Sadar atau tidak bahwa manusia menjadi aktor dominan dalam memberikan andil atas kerusakan ekologi saat ini. Pandangan antroposentrisme yang menmpatkan mansuai sebagai mahkluk di atas mahkluk lainya telah membuat manusia merasa dirinya memiliki kuasa yang lebih dalam mengendalikan alam. Akibatnya berbagai tindakan konsumtif, kapitalistik, dan eksploitatif menjadi jalan yang sangat radikal bagi collapsnya tatanan ekologi yang ada di muka bumi ini.

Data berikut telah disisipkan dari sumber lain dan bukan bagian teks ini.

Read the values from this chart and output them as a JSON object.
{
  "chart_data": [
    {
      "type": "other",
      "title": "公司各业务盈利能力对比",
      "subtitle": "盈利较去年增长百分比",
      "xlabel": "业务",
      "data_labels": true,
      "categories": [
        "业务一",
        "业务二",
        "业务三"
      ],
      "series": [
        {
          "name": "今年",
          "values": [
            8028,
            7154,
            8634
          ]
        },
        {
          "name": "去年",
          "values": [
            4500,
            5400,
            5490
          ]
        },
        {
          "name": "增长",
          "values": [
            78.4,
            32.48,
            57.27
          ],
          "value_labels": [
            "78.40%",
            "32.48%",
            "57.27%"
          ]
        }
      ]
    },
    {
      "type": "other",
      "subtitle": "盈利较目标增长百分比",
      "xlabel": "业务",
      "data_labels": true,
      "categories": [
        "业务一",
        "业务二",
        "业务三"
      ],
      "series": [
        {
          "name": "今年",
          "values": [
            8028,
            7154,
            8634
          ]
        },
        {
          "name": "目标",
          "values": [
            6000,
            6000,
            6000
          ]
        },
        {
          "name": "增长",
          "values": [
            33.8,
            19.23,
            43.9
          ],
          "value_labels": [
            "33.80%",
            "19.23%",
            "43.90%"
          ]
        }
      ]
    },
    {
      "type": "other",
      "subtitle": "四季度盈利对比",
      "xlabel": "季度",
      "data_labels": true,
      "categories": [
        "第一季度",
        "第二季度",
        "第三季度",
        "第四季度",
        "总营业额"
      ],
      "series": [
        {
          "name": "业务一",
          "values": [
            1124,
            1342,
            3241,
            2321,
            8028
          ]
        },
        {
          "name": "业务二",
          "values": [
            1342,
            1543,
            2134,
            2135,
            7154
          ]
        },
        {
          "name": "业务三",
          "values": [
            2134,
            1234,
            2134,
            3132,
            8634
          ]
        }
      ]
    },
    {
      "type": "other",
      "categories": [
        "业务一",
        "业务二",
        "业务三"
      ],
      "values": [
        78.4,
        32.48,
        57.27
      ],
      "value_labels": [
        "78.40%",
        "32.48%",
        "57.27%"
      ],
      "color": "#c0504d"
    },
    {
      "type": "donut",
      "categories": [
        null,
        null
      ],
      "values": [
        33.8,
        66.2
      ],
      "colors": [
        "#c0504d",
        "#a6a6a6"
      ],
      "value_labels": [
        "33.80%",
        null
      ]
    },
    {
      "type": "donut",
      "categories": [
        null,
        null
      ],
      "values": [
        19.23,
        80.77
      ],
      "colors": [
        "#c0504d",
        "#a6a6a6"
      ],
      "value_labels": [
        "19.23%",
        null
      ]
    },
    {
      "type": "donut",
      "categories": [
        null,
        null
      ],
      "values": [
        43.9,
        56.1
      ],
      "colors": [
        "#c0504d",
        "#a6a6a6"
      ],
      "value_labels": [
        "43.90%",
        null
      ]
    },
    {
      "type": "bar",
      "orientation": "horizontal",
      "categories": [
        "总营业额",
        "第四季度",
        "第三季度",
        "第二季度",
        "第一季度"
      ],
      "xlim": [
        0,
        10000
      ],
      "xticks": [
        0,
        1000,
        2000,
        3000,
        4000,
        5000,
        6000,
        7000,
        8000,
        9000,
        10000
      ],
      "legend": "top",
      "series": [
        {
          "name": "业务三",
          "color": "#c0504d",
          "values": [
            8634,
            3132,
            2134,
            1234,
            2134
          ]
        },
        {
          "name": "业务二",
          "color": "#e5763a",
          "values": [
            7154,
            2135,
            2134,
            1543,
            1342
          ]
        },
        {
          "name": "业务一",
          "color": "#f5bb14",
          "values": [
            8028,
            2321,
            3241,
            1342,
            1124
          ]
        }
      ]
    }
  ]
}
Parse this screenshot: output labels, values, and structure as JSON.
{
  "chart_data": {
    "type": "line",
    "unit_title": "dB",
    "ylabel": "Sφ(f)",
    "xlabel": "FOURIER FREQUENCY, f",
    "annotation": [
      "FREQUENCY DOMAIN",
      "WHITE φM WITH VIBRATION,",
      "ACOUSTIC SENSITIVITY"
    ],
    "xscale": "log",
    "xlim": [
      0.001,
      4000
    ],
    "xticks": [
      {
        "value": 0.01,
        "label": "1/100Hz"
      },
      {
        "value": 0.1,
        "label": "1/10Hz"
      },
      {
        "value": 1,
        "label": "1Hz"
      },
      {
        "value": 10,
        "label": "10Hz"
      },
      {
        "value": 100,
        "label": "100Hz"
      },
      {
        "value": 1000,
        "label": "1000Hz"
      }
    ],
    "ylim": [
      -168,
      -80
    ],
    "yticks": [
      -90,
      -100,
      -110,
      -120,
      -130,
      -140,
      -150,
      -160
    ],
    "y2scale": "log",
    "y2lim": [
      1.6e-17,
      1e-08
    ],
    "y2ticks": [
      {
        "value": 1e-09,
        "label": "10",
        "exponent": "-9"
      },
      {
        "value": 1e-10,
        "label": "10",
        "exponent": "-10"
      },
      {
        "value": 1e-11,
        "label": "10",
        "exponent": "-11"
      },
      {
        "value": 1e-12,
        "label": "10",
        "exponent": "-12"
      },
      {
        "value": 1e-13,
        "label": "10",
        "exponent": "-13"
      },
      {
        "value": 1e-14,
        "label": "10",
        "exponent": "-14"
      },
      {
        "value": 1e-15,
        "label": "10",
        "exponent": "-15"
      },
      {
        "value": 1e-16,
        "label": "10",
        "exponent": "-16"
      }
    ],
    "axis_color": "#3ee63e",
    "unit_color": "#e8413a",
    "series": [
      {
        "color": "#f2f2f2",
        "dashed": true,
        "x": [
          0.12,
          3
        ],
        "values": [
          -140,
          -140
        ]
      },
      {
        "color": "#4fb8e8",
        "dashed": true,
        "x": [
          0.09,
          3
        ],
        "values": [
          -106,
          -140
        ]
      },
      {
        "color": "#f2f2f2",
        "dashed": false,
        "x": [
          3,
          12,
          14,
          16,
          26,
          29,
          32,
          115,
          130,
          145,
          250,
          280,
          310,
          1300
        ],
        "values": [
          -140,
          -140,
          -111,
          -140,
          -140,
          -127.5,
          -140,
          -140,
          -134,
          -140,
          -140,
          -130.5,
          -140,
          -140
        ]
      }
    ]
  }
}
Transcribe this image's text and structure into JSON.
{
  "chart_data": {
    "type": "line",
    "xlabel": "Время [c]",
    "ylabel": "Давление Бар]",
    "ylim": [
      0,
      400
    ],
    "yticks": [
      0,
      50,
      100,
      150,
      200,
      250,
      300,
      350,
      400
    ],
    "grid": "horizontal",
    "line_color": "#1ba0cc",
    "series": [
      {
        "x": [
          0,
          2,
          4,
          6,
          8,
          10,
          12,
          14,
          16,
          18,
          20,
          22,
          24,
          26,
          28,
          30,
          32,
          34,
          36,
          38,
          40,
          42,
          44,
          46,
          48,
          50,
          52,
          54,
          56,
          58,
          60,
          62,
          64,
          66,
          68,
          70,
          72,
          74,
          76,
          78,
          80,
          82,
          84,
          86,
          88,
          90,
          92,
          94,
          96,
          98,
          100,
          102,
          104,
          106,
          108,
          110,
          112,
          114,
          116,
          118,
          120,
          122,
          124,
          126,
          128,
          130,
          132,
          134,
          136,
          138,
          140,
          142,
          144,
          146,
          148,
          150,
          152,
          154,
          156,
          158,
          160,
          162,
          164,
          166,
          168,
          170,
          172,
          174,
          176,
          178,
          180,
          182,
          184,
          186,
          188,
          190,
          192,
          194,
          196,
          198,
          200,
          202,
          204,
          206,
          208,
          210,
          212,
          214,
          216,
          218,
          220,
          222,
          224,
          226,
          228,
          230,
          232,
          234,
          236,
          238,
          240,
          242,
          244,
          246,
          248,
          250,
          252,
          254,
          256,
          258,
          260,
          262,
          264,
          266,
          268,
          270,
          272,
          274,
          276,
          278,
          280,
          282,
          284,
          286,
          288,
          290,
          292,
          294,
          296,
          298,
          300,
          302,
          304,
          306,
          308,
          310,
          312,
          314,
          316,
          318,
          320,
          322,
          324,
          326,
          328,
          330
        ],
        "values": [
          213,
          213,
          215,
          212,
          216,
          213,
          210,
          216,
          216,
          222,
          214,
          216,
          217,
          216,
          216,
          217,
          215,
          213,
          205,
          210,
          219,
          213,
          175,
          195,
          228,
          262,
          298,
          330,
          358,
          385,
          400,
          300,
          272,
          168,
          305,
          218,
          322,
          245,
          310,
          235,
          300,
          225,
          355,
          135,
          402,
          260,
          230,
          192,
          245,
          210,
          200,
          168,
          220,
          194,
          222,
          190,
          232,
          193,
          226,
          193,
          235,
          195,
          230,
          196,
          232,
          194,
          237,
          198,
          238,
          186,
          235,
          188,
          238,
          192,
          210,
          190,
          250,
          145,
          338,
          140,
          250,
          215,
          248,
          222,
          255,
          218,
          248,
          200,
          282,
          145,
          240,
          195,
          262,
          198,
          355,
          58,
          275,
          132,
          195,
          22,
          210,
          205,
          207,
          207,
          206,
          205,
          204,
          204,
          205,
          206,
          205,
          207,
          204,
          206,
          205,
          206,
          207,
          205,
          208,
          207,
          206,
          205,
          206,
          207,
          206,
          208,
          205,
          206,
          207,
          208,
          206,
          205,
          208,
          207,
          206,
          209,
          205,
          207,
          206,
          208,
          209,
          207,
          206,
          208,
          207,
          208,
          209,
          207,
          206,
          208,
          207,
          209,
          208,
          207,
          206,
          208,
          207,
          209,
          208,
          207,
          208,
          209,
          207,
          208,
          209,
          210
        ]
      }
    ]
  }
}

Jika manusia menjadi dalang atas segala kerusakan ekologi ini tentu sangat akan berbahaya bagi agama mereka yang dianutnya masing-masing. Ketika manusia telah menyandang dirinya untuk berteologi tetapi praktik-praktik terhadap kejahatan ekologi masih terjadi, maka pertanyaan yang membingungkan untuk dijawab ialah, apakah agama itu menjadi dalang dari segala kerusakan ekologi di muka bumi ini?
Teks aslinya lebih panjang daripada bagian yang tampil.